Qu’il ait régné sur Accra, capitale du Ghana une ambiance de carnaval en attendant la visite d’Obama n’a rien de surprenant. Je me souviens de l’excitation dans les rues d’Accra en octobre 1994 lorsque le ministre de la Nation of Islam, Louis Farrakhan, a conduit 2000 Noirs Américains à Accra pour la première Nation of Islam first International Saviour’s Day. Les foules avaient envahi les rues pour les saluer. Il était venu prêcher le réveil et la rédemption. En mars 1998, en proie à une popularité en baisse et au scandale sexuel, les Clinton ont eu un succès foudroyant à Accra. Bill Clinton a été accueilli par la population avec enthousiasme – comme une star du rock- et est apparu plus tard en tenue ghanéenne. Il a prêché l’espoir pour l’Afrique, a offert de l’aide et a aussi présenté des excuses pour son inertie lorsque des centaines de milliers de personnes se faisaient massacrer lors du génocide au Rwanda.
Une décennie plus tard, le président Georges W. Bush, traînant la plus grande impopularité qu’un président américain ait connue, responsable d’une guerre illégale et meurtrière en Irak, est arrivé à Accra. Il a été reçu comme un héros, un sauveur qui libère l’Afrique de la maladie. Il a dansé et a été envoûté.
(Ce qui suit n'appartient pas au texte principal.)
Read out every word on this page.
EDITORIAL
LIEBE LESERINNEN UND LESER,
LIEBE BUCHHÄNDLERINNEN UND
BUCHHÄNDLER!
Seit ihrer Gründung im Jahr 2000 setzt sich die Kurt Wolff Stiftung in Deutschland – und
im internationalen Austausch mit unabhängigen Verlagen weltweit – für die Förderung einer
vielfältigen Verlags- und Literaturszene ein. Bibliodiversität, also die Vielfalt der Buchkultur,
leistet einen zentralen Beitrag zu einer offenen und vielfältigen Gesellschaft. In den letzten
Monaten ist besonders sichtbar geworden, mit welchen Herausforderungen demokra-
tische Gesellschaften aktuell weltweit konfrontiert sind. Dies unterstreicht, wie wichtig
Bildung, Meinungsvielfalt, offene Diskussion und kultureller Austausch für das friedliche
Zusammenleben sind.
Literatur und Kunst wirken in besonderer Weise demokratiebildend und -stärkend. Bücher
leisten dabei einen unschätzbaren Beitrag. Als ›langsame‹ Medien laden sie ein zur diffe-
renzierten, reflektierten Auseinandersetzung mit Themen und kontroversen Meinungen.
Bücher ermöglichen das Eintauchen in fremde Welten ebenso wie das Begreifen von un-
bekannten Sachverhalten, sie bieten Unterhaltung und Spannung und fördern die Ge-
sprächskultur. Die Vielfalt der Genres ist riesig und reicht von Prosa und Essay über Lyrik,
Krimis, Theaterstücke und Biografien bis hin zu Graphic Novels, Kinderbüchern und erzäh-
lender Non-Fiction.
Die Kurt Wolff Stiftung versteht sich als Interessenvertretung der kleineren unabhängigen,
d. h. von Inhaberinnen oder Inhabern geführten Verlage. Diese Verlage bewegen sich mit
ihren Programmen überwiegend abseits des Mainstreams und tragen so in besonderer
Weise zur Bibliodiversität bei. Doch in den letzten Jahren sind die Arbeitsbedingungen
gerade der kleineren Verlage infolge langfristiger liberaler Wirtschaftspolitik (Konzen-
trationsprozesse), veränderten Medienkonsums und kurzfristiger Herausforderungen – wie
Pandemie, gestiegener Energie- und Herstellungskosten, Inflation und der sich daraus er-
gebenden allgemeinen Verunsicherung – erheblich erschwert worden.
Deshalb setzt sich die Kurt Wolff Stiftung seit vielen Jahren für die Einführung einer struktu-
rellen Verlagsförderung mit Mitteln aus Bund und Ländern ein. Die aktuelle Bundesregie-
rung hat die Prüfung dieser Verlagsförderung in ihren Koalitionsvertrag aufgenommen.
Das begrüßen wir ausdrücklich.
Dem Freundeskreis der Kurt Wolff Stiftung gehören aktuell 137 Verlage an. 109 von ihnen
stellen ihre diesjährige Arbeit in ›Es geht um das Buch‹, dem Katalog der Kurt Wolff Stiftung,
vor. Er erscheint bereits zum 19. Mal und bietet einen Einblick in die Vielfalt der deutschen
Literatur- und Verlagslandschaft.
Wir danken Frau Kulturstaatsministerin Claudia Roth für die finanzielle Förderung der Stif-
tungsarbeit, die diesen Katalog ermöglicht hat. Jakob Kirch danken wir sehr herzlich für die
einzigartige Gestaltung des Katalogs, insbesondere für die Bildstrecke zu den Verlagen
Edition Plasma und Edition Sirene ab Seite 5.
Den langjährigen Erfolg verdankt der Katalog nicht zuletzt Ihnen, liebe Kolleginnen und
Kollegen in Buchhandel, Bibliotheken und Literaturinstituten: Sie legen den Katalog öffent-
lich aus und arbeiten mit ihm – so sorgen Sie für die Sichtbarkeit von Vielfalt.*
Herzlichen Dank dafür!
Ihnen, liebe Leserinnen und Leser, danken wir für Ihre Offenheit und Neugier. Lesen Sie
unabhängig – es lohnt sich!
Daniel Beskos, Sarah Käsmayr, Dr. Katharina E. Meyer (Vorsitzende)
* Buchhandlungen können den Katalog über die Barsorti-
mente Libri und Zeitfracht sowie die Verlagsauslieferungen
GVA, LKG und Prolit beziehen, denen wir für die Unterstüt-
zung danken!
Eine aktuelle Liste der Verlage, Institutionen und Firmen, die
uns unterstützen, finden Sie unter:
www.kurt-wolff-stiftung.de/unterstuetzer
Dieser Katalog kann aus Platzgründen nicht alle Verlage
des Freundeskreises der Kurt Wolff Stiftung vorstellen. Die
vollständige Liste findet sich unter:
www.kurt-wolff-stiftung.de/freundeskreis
Il a prêché la liberté et la démocratie, a promis d’augmenter l’aide pour lutter contre le HIV/SIDA et la malaria, tout en niant l’existence d’un programme américain agressif pour le continent dont l’objectif serait d’assurer l’accès aux ressources pétrolières
Où dont est la nouveauté dans la visite d’Obama ? Son voyage au Ghana est son seconden Afrique en l’espace d’un mois et ce après seulement 7 mois passés à la présidence. Il est d’abord allé au Caire en Egypte au début juin. Ceci est un record et signifie que l’Afrique est plus qu’un intérêt passager. En outre, il n’y a jamais eu de présent américain ayant des racines africaines, ce qui fait de sa visite comme un retour au bercail, que lui-même l’envisage sous cet angle ou non. Etre un fils de l’Afrique a en soi plus de significations pour les Africains - à tout le moins la fierté, la dignité et l’espoir - que n’importe quel discours.
(…) Le personnage d’Obama surpasse son rôle de simple politicien. Il est devenu une icône qui, comme pour toutes les icônes, génère des disputes quant aux valeurs et significations qui la sous-tendent. Il signifie l’espoir, un vent nouveau, le triomphe de notre humanité commune, l’égalité entre les peuples et les cultures et beaucoup d’autres choses. Mais il signifie aussi pragmatisme, une manifestation du pouvoir américain, la responsabilité et les intérêts.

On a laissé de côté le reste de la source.